Александр Звягинцев - Сармат. Кофе на крови
— Это не женщины — это поет ветер! — с мягкой улыбкой поясняет старен. — Проникая в трещины гор, в пустоты и в тайные лабиринты, оставленные прапредками, ветер рассказывает нам о стране, очень давно, еще до рождения пророка Исы, покинутой нами... Управляя заслонками в лабиринтах тайных ходов, мы умеем придавать ветру много голосов — от сладчайшего голоса любви до грозного, зовущего на смертный бой.
— Какую страну покинули ваши прапредки, ата? — пытается уточнить Алан. — Я понимаю языки Востока, но не могу определить ваш язык...

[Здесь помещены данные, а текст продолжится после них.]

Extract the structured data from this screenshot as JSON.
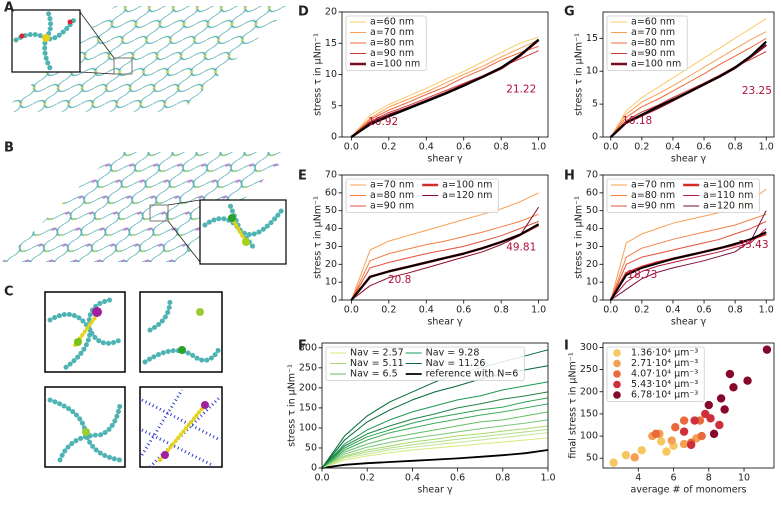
{
  "image_panels": [
    "A",
    "B",
    "C"
  ],
  "chart_data": [
    {
      "type": "line",
      "panel": "D",
      "xlabel": "shear γ",
      "ylabel": "stress τ in μNm⁻¹",
      "x": [
        0,
        0.1,
        0.2,
        0.3,
        0.4,
        0.5,
        0.6,
        0.7,
        0.8,
        0.9,
        1.0
      ],
      "xlim": [
        -0.05,
        1.05
      ],
      "xticks": [
        {
          "value": 0,
          "label": "0.0"
        },
        0.2,
        0.4,
        0.6,
        0.8,
        {
          "value": 1,
          "label": "1.0"
        }
      ],
      "ylim": [
        0,
        20
      ],
      "yticks": [
        0,
        5,
        10,
        15,
        20
      ],
      "legend": "upper left",
      "legend_ncol": 1,
      "series": [
        {
          "name": "a=60 nm",
          "color": "#fdc96a",
          "linewidth": 1,
          "values": [
            0,
            3.5,
            5.2,
            6.5,
            7.8,
            9.2,
            10.5,
            12,
            13.5,
            15,
            16
          ]
        },
        {
          "name": "a=70 nm",
          "color": "#f9a052",
          "linewidth": 1,
          "values": [
            0,
            3,
            4.8,
            6,
            7.2,
            8.6,
            10,
            11.3,
            12.8,
            14.2,
            15.5
          ]
        },
        {
          "name": "a=80 nm",
          "color": "#ef6a3c",
          "linewidth": 1,
          "values": [
            0,
            2.8,
            4.3,
            5.5,
            6.8,
            8,
            9.5,
            10.8,
            12.3,
            13.5,
            14.5
          ]
        },
        {
          "name": "a=90 nm",
          "color": "#d23a35",
          "linewidth": 1,
          "values": [
            0,
            2.5,
            3.9,
            5,
            6.2,
            7.4,
            8.6,
            9.8,
            11.2,
            12.5,
            13.8
          ]
        },
        {
          "name": "a=100 nm",
          "color": "#7a0a22",
          "linewidth": 2.5,
          "values": [
            0,
            2.2,
            3.5,
            4.6,
            5.8,
            7,
            8.3,
            9.6,
            11,
            13,
            15.5
          ]
        },
        {
          "color": "#000000",
          "linewidth": 2,
          "values": [
            0,
            2,
            3.3,
            4.5,
            5.7,
            6.9,
            8.2,
            9.6,
            11.1,
            13.1,
            15.6
          ]
        }
      ],
      "annotations": [
        "10.92",
        "21.22"
      ]
    },
    {
      "type": "line",
      "panel": "G",
      "xlabel": "shear γ",
      "ylabel": "stress τ in μNm⁻¹",
      "x": [
        0,
        0.1,
        0.2,
        0.3,
        0.4,
        0.5,
        0.6,
        0.7,
        0.8,
        0.9,
        1.0
      ],
      "xlim": [
        -0.05,
        1.05
      ],
      "xticks": [
        {
          "value": 0,
          "label": "0.0"
        },
        0.2,
        0.4,
        0.6,
        0.8,
        {
          "value": 1,
          "label": "1.0"
        }
      ],
      "ylim": [
        0,
        19
      ],
      "yticks": [
        0,
        5,
        10,
        15
      ],
      "legend": "upper left",
      "legend_ncol": 1,
      "series": [
        {
          "name": "a=60 nm",
          "color": "#fdc96a",
          "linewidth": 1,
          "values": [
            0,
            4,
            6,
            7.5,
            9,
            10.5,
            12,
            13.5,
            15,
            16.5,
            18
          ]
        },
        {
          "name": "a=70 nm",
          "color": "#f9a052",
          "linewidth": 1,
          "values": [
            0,
            3.5,
            5.3,
            6.5,
            7.8,
            9.2,
            10.6,
            12,
            13.4,
            14.8,
            16
          ]
        },
        {
          "name": "a=80 nm",
          "color": "#ef6a3c",
          "linewidth": 1,
          "values": [
            0,
            3,
            4.6,
            5.7,
            7,
            8.3,
            9.6,
            11,
            12.3,
            13.6,
            15
          ]
        },
        {
          "name": "a=90 nm",
          "color": "#d23a35",
          "linewidth": 1,
          "values": [
            0,
            2.5,
            3.8,
            4.8,
            6,
            7.1,
            8.2,
            9.4,
            10.7,
            11.8,
            13
          ]
        },
        {
          "name": "a=100 nm",
          "color": "#7a0a22",
          "linewidth": 2.5,
          "values": [
            0,
            2.2,
            3.3,
            4.4,
            5.6,
            6.8,
            8,
            9.2,
            10.5,
            12.2,
            14
          ]
        },
        {
          "color": "#000000",
          "linewidth": 2,
          "values": [
            0,
            2.2,
            3.4,
            4.6,
            5.7,
            6.8,
            8,
            9.2,
            10.6,
            12.3,
            14.5
          ]
        }
      ],
      "annotations": [
        "10.18",
        "23.25"
      ]
    },
    {
      "type": "line",
      "panel": "E",
      "xlabel": "shear γ",
      "ylabel": "stress τ in μNm⁻¹",
      "x": [
        0,
        0.1,
        0.2,
        0.3,
        0.4,
        0.5,
        0.6,
        0.7,
        0.8,
        0.9,
        1.0
      ],
      "xlim": [
        -0.05,
        1.05
      ],
      "xticks": [
        {
          "value": 0,
          "label": "0.0"
        },
        0.2,
        0.4,
        0.6,
        0.8,
        {
          "value": 1,
          "label": "1.0"
        }
      ],
      "ylim": [
        0,
        70
      ],
      "yticks": [
        0,
        10,
        20,
        30,
        40,
        50,
        60,
        70
      ],
      "legend": "upper left",
      "legend_ncol": 2,
      "series": [
        {
          "name": "a=70 nm",
          "color": "#f9a052",
          "linewidth": 1,
          "values": [
            0,
            28,
            33,
            36,
            39,
            42,
            45,
            48,
            51,
            55,
            60
          ]
        },
        {
          "name": "a=80 nm",
          "color": "#f47f45",
          "linewidth": 1,
          "values": [
            0,
            22,
            26,
            28.5,
            31,
            33,
            35.5,
            38,
            41,
            44,
            48
          ]
        },
        {
          "name": "a=90 nm",
          "color": "#e4503a",
          "linewidth": 1,
          "values": [
            0,
            18,
            21,
            23.5,
            26,
            28,
            30,
            33,
            36,
            40,
            44
          ]
        },
        {
          "name": "a=100 nm",
          "color": "#d22b2b",
          "linewidth": 2.5,
          "values": [
            0,
            13,
            16,
            18.5,
            21,
            23.5,
            26,
            29,
            32.5,
            36.5,
            42
          ]
        },
        {
          "name": "a=120 nm",
          "color": "#8b0a2a",
          "linewidth": 1,
          "values": [
            0,
            8,
            12.5,
            15,
            18,
            21,
            24,
            27,
            31,
            36,
            52
          ]
        },
        {
          "color": "#000000",
          "linewidth": 2,
          "values": [
            0,
            13,
            16,
            18.5,
            21,
            23.5,
            26,
            29,
            32.5,
            36.5,
            42.5
          ]
        }
      ],
      "annotations": [
        "20.8",
        "49.81"
      ]
    },
    {
      "type": "line",
      "panel": "H",
      "xlabel": "shear γ",
      "ylabel": "stress τ in μNm⁻¹",
      "x": [
        0,
        0.1,
        0.2,
        0.3,
        0.4,
        0.5,
        0.6,
        0.7,
        0.8,
        0.9,
        1.0
      ],
      "xlim": [
        -0.05,
        1.05
      ],
      "xticks": [
        {
          "value": 0,
          "label": "0.0"
        },
        0.2,
        0.4,
        0.6,
        0.8,
        {
          "value": 1,
          "label": "1.0"
        }
      ],
      "ylim": [
        0,
        70
      ],
      "yticks": [
        0,
        10,
        20,
        30,
        40,
        50,
        60,
        70
      ],
      "legend": "upper left",
      "legend_ncol": 2,
      "series": [
        {
          "name": "a=70 nm",
          "color": "#f9a052",
          "linewidth": 1,
          "values": [
            0,
            32,
            37,
            40,
            43,
            45,
            47,
            49,
            52,
            56,
            62
          ]
        },
        {
          "name": "a=80 nm",
          "color": "#f47f45",
          "linewidth": 1,
          "values": [
            0,
            24,
            29,
            31.5,
            34,
            36,
            38,
            40,
            42,
            45,
            48
          ]
        },
        {
          "name": "a=90 nm",
          "color": "#e4503a",
          "linewidth": 1,
          "values": [
            0,
            20,
            24,
            26,
            28,
            30,
            32,
            34,
            37,
            40,
            44
          ]
        },
        {
          "name": "a=100 nm",
          "color": "#d22b2b",
          "linewidth": 2.5,
          "values": [
            0,
            15,
            18.5,
            21,
            23,
            25,
            27,
            29,
            31,
            34,
            37
          ]
        },
        {
          "name": "a=110 nm",
          "color": "#b3173a",
          "linewidth": 1,
          "values": [
            0,
            10,
            16,
            19,
            21,
            23,
            25,
            27,
            29.5,
            32,
            40
          ]
        },
        {
          "name": "a=120 nm",
          "color": "#7a0a3a",
          "linewidth": 1,
          "values": [
            0,
            6,
            12,
            15.5,
            18,
            20,
            22,
            24.5,
            27,
            33,
            50
          ]
        },
        {
          "color": "#000000",
          "linewidth": 2,
          "values": [
            0,
            14,
            18,
            20.5,
            23,
            25,
            27,
            29,
            31.5,
            34,
            38
          ]
        }
      ],
      "annotations": [
        "18.73",
        "35.43"
      ]
    },
    {
      "type": "line",
      "panel": "F",
      "xlabel": "shear γ",
      "ylabel": "stress τ in μNm⁻¹",
      "x": [
        0,
        0.1,
        0.2,
        0.3,
        0.4,
        0.5,
        0.6,
        0.7,
        0.8,
        0.9,
        1.0
      ],
      "xlim": [
        0,
        1
      ],
      "xticks": [
        {
          "value": 0,
          "label": "0.0"
        },
        0.2,
        0.4,
        0.6,
        0.8,
        {
          "value": 1,
          "label": "1.0"
        }
      ],
      "ylim": [
        0,
        312
      ],
      "yticks": [
        0,
        50,
        100,
        150,
        200,
        250,
        300
      ],
      "legend": "upper left",
      "legend_ncol": 2,
      "series": [
        {
          "name": "Nav = 2.57",
          "color": "#d4eb7c",
          "linewidth": 1,
          "values": [
            0,
            20,
            30,
            38,
            45,
            50,
            55,
            60,
            65,
            70,
            75
          ]
        },
        {
          "name": "Nav = 5.11",
          "color": "#a6d96a",
          "linewidth": 1,
          "values": [
            0,
            30,
            45,
            55,
            65,
            72,
            80,
            85,
            92,
            98,
            105
          ]
        },
        {
          "name": "Nav = 6.5",
          "color": "#66bd63",
          "linewidth": 1,
          "values": [
            0,
            40,
            60,
            75,
            85,
            95,
            105,
            115,
            120,
            130,
            140
          ]
        },
        {
          "name": "Nav = 9.28",
          "color": "#1a9850",
          "linewidth": 1,
          "values": [
            0,
            60,
            95,
            120,
            140,
            155,
            170,
            180,
            195,
            205,
            215
          ]
        },
        {
          "name": "Nav = 11.26",
          "color": "#006837",
          "linewidth": 1,
          "values": [
            0,
            80,
            130,
            165,
            190,
            215,
            235,
            250,
            265,
            280,
            295
          ]
        },
        {
          "name": "reference with N=6",
          "color": "#000000",
          "linewidth": 1.8,
          "values": [
            0,
            8,
            12,
            15,
            18,
            21,
            24,
            28,
            32,
            37,
            45
          ]
        },
        {
          "color": "#c2e699",
          "linewidth": 1,
          "values": [
            0,
            25,
            35,
            45,
            52,
            58,
            64,
            70,
            76,
            82,
            88
          ]
        },
        {
          "color": "#78c679",
          "linewidth": 1,
          "values": [
            0,
            35,
            52,
            64,
            74,
            82,
            90,
            98,
            105,
            112,
            120
          ]
        },
        {
          "color": "#41ab5d",
          "linewidth": 1,
          "values": [
            0,
            45,
            70,
            88,
            100,
            112,
            122,
            132,
            140,
            150,
            160
          ]
        },
        {
          "color": "#238443",
          "linewidth": 1,
          "values": [
            0,
            55,
            85,
            105,
            122,
            135,
            150,
            160,
            172,
            180,
            190
          ]
        },
        {
          "color": "#31a354",
          "linewidth": 1,
          "values": [
            0,
            50,
            78,
            95,
            112,
            125,
            135,
            145,
            152,
            165,
            175
          ]
        },
        {
          "color": "#addd8e",
          "linewidth": 1,
          "values": [
            0,
            28,
            40,
            50,
            58,
            65,
            72,
            78,
            84,
            90,
            96
          ]
        },
        {
          "color": "#006837",
          "linewidth": 1,
          "values": [
            0,
            70,
            115,
            145,
            170,
            190,
            205,
            222,
            235,
            245,
            255
          ]
        }
      ]
    },
    {
      "type": "scatter",
      "panel": "I",
      "xlabel": "average # of monomers",
      "ylabel": "final stress τ in μNm⁻¹",
      "xlim": [
        2,
        11.7
      ],
      "xticks": [
        4,
        6,
        8,
        10
      ],
      "ylim": [
        28,
        310
      ],
      "yticks": [
        50,
        100,
        150,
        200,
        250,
        300
      ],
      "legend": "upper left",
      "legend_ncol": 1,
      "series": [
        {
          "name": "1.36·10⁴ μm⁻³",
          "color": "#f6c75f",
          "x": [
            2.6,
            3.3,
            4.2,
            5.3,
            5.6,
            6.0
          ],
          "values": [
            40,
            57,
            68,
            88,
            65,
            78
          ]
        },
        {
          "name": "2.71·10⁴ μm⁻³",
          "color": "#f4a052",
          "x": [
            3.8,
            4.8,
            5.2,
            5.9,
            6.6,
            7.3
          ],
          "values": [
            52,
            100,
            105,
            90,
            82,
            95
          ]
        },
        {
          "name": "4.07·10⁴ μm⁻³",
          "color": "#ea6a3c",
          "x": [
            5.0,
            6.1,
            6.6,
            7.0,
            7.6,
            7.5
          ],
          "values": [
            105,
            120,
            135,
            85,
            100,
            135
          ]
        },
        {
          "name": "5.43·10⁴ μm⁻³",
          "color": "#cf2f3a",
          "x": [
            6.6,
            7.0,
            7.2,
            7.8,
            8.1,
            8.6
          ],
          "values": [
            110,
            80,
            135,
            150,
            140,
            125
          ]
        },
        {
          "name": "6.78·10⁴ μm⁻³",
          "color": "#85082c",
          "x": [
            8.0,
            8.3,
            8.7,
            8.9,
            9.2,
            9.4,
            10.2,
            11.3
          ],
          "values": [
            170,
            105,
            185,
            160,
            240,
            210,
            225,
            295
          ]
        }
      ]
    }
  ]
}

— Мы знали название своей родины, но за долгое время оно стерлось из нашей памяти! — отвечает старец и немощной рукой показывает на своды зала, испещренные клинописными знаками. — Письмена прапредков до сих пор таят в себе название нашей родины, но теперь уже никто не может их прочитать... От своего прадеда, который слышал это предание от своего прадеда, я узнал, что великий полководец древнего народа вел несметные легионы в страну индов, но, когда они проходили этими горами, случилось великое землетрясение, и легион, состоящий из людей нашего племени, был отрезан от остальных легионов лавинами и неприступными скалами...
— А как звали того полководца? — продолжает допытываться Алан.
— Письмена прапредков знают его имя, а старый Ассинарх не знает, — отвечает старец и, сделав паузу, добавляет: — Старый Ассинарх знает, что отец того полководца был царем и, уговаривая его не ходить в страну индов, так сказал: «Не ходи, сын, воевать индов с войском, ибо повозка золота возьмет любой их город быстрее войска!»
— Точно! Я так и думал! — восклицает Алан. — Именно так сказал царь Македонии Филипп своему сыну Александру!
— Осмелюсь спросить, многоуважаемый Ассинарх, — произносит Сарматов, — почему вы, поклоняясь огню, называете его животворящим, разве огонь не спутник войн и смерти?
— Да, это так! — кивает старец. — Но разве не огонь уничтожает следы чумы и других болезней?.. Разве не он согревает людей в холод и дождь, дает им вкусную пищу? Разве не огонь ненависти к злу, дарованный людям единым Богом Ахурамазду, не дает злу подчинить себе всех людей? Разве не огонь любви, зажженный Богом Ахурамазду в мужчине и женщине, дает новую жизнь?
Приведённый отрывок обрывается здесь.